The Count's big mansion, though it looked like a whitewashed cotton-factory outside, was inside very prettily furnished; and the long, low-roofed rooms, with their polished wooden floors and gaily-decorated walls, were very cool and pleasant. There was little garden about the house; the ground behind was laid out in formal walks between avenues of acacias and limes; there was a little pond with a plaster-boy in the centre, who spouted a thin jet of water through a pipe; and there was, at the further end of the trees, an artificial ruin which the previous proprietor had failed to complete when the Count took possession of the place.

"How lovely the village looks in that red light!" said Annie Brunel, as they all went out on the balcony of the room in which dinner had been laid for them.

"But the glory of Schönstein," said the Count, slapping Will on the shoulder – "I say, the glory of Schönstein, my boy, lies in those miles and miles of trees – the deer, my lad, the deer! Ah, Miss Brunel, when I see you take a gun upon your shoulder, and march into the forest with us – like Diana, you know – "

He looked at her with the admiring smile of an elderly Adonis. Had he not the right, now that she had seen his splendour and his wealth? Could he doubt any longer about his chance of winning that white little hand?
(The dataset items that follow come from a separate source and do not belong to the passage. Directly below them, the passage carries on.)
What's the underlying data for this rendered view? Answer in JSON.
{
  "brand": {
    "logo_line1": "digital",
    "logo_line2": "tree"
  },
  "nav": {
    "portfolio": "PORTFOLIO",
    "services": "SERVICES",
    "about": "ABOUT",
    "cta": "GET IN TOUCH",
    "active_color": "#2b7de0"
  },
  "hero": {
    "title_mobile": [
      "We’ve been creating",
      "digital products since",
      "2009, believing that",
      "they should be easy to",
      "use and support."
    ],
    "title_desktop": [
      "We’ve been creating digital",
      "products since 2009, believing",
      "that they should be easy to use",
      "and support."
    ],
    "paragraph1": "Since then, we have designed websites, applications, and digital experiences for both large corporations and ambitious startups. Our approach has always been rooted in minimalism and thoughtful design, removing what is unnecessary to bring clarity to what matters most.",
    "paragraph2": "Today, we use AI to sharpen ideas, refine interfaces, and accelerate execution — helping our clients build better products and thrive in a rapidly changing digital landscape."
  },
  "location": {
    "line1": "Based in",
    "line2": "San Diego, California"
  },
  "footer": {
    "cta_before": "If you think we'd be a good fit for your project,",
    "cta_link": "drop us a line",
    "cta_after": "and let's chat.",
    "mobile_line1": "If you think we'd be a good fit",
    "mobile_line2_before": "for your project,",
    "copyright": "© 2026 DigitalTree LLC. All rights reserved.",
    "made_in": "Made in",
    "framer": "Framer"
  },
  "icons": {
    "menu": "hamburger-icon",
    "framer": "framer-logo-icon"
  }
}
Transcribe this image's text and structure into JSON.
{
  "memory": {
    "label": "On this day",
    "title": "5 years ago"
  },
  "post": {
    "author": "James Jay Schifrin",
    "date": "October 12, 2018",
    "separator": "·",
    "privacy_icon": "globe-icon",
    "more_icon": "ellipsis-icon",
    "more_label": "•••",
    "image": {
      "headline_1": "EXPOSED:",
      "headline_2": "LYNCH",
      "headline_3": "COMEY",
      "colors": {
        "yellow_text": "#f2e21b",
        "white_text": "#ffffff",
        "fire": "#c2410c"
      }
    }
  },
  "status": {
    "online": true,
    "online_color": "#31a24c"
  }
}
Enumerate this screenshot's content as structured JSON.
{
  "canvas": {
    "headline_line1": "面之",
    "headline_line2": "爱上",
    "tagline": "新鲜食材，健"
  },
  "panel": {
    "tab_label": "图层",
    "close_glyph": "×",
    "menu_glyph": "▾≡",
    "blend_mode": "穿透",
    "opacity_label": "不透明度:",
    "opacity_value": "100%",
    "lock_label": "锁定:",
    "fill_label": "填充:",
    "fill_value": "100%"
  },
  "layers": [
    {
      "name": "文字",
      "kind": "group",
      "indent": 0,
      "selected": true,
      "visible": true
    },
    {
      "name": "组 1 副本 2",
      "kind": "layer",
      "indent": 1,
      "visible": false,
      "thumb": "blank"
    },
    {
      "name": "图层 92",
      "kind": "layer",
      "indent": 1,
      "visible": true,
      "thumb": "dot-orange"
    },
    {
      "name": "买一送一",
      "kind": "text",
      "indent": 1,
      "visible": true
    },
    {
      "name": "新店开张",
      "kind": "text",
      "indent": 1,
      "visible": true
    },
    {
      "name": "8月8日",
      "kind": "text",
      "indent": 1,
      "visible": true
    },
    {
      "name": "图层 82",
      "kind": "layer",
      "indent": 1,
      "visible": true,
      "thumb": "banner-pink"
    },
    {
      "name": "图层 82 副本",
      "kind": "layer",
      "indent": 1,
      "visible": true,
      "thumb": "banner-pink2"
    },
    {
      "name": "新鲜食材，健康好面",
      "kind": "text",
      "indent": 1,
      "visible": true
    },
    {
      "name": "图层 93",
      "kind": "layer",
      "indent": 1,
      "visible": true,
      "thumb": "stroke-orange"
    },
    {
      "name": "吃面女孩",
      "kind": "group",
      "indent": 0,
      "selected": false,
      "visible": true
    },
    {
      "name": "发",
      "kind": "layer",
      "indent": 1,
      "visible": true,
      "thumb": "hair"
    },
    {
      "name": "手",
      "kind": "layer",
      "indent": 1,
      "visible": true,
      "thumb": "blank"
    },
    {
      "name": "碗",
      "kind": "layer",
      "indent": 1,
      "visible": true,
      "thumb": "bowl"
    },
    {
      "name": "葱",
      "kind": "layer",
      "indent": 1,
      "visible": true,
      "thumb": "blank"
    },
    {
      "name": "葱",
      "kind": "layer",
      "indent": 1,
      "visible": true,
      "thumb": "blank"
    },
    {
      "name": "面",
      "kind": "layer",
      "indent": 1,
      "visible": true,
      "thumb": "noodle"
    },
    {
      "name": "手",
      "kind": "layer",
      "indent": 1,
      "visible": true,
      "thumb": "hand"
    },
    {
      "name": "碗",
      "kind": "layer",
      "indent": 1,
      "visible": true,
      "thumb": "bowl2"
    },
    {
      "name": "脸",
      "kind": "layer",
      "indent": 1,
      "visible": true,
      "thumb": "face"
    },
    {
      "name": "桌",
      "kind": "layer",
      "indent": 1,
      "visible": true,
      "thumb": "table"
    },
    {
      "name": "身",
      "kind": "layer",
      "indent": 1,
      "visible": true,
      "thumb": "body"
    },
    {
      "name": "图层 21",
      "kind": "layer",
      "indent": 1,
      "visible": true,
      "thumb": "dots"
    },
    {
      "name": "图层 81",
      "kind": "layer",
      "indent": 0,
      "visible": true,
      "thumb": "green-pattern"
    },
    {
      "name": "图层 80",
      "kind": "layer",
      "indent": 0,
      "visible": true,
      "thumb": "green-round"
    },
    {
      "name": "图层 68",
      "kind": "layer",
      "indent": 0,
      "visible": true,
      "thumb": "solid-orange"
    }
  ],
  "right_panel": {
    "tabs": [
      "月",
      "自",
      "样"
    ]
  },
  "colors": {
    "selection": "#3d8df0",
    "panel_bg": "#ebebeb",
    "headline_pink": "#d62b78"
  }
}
"You are too kind, Count," she said, laughingly. "Lady Jane will tell you that the very name of Diana has been always hateful to me."

"It's Diana Vernon she means," said Mrs. Christmas, with a pretty little laugh; "that she used to play before she became a grand lady. And play it she did, Count, take my word for it, as well as ever you could think of: and as for me, I never couldunderstand how she so hated the part, which is a a very good part for a young miss that can sing. I declare the dialogue is quite beautiful."

Here she gave, with great feeling and correct, impassioned emphasis, some passages in which the Diana and Francis of that ridiculous drama talk bombastic sentiment to each other, causing Miss Brunel to laugh until the tears ran down her cheeks.

"You may laugh as you like, Miss Annie, but it's a beautiful piece; and how many years is it since you played it for my benefit?"

"You're making me quite old, Lady Jane," protested the young actress.

"People have only to look at you, my dear," continued the bright little old woman, "and they won't make a mistake. That was the very last time I went on the stage, Count; and do you know what I played? – why, 'Miami' in the 'Green Bushes.' And Miss Annie, here, just to please me, consented to play 'Nelly O'Neil,' and, will you believe me, Mr. Anerley, I stood in the wings and cried – me, an old woman, who had heard it all a thousand times – when she began to sing the 'Green Bushes.' Have you heard it, Count? – don't you know the words of it?

"'As I was a-walking one morning in May,
To hear the birds singing, and see lambkins play,
I espied a young damsel, so sweetly sung she,
Down by the Green Bushes, where she chanced to meet me."